When the French composer Camille Saint-Saëns was a baby just two months old, his father, an official in the Ministry of the Interior, died of consumption on the first anniversary of his marriage. This led the family to fear that Camille could have inherited the disease. It was not the case, though, over much of his lifetime, Camille endured a frail health and carried a weak physical constitution.
Quite the contrary, the author, born in 1835 –five years before Tchaikowski–, outlived the Russian maestro and other musicians of his time a number of years. He even reached to live in the first decades of the 20th century, dying in Algiers in 1921. He seems to us, therefore, an author of our times.
The Carnival of the Animals
Alongside this is the fact that some of his most famous works did not have a good reception at their premieres, and the audiences surrendered to their charms only in dates much later than their composition.
This is the case of the orchestral suite "The Carnival of the Animals", a sort of private joke that Saint-Saens wrote in 1886, in Vienna, on the return of an unfortunate tour that occurred to him to carry out in Germany right after he had spoken nasty things about Wagner and German music.
Written in order to forget the troubles of the tour, it is a kind of "zoological fantasy" divided into fourteen movements. Discouraged by the poor reception of the work, Saint-Saens forbade it to be performed while he was alive (with the exception of "The Swan"), and it was not until 1922, a year after his death, that it was heard in its entirety by a larger and more numerous audience, reaching a celebrity that has not diminished since then.
The Swan
The fourteen movements make comic allusions to a large part of the music written by other composers of the time, including himself. The quotations are to Rossini, Berlioz, Offenbach, Mendelssohn and others, and the comedy comes fundamentally from both the unusual tempos the pieces are performed with or the instruments chosen for it.

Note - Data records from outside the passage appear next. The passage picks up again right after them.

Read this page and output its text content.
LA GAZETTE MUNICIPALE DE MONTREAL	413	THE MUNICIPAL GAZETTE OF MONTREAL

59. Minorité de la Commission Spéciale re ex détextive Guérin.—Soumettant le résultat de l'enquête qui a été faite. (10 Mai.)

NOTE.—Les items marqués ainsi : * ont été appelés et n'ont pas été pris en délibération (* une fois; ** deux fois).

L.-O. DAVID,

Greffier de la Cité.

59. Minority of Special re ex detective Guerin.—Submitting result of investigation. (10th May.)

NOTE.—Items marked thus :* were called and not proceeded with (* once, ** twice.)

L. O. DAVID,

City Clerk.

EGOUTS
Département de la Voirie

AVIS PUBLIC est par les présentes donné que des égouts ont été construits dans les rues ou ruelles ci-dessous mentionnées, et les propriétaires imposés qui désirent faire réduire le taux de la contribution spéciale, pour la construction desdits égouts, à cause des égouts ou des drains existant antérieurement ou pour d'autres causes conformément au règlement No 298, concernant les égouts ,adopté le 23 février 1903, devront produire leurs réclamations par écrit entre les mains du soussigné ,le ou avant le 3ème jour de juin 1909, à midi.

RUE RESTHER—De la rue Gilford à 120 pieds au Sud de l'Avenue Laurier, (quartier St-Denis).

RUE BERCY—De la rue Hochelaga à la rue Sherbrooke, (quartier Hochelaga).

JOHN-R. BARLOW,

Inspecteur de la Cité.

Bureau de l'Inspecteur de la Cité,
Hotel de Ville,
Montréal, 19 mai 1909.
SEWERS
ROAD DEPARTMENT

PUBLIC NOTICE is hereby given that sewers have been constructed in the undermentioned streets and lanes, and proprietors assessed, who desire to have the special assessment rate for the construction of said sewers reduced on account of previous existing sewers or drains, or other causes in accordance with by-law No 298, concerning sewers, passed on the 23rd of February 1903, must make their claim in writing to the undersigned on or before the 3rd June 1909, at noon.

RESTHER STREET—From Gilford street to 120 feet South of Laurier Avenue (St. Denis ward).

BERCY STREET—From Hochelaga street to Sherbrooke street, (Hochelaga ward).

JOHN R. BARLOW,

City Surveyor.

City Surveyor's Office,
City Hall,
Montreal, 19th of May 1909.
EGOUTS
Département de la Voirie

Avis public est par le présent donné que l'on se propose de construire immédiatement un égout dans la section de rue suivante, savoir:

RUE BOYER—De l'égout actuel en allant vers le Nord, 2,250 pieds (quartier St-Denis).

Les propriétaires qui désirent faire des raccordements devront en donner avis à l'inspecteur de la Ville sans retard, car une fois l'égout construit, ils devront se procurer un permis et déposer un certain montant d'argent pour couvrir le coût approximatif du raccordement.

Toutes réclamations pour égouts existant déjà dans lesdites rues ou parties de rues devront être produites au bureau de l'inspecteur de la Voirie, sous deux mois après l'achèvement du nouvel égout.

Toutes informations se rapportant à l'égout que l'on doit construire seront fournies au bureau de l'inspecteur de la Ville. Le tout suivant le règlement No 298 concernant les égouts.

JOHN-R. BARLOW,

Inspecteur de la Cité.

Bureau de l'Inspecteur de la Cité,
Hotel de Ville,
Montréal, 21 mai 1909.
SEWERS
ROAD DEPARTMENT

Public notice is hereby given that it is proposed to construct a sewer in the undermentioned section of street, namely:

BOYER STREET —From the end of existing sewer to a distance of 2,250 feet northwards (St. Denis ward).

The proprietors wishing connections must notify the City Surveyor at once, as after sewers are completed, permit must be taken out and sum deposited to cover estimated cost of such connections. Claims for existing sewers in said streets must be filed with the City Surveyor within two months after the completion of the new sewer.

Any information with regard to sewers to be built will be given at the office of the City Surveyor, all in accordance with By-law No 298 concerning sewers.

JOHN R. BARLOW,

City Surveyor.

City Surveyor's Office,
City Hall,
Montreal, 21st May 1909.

The movement entitled The Swan is the most serious and calm of the work, also, the most "romantic".
A staple of the cello repertoire, this is one of the most well-known movements of the suite, usually in the version for cello with solo piano which was the only publication of this work in Saint-Saëns's lifetime. More than twenty other arrangements of this movement have also been published, with solo instruments ranging from flute to alto saxophone.
The rendition is by the prominent cellist Yo-Yo Ma, born in France to Chinese parents.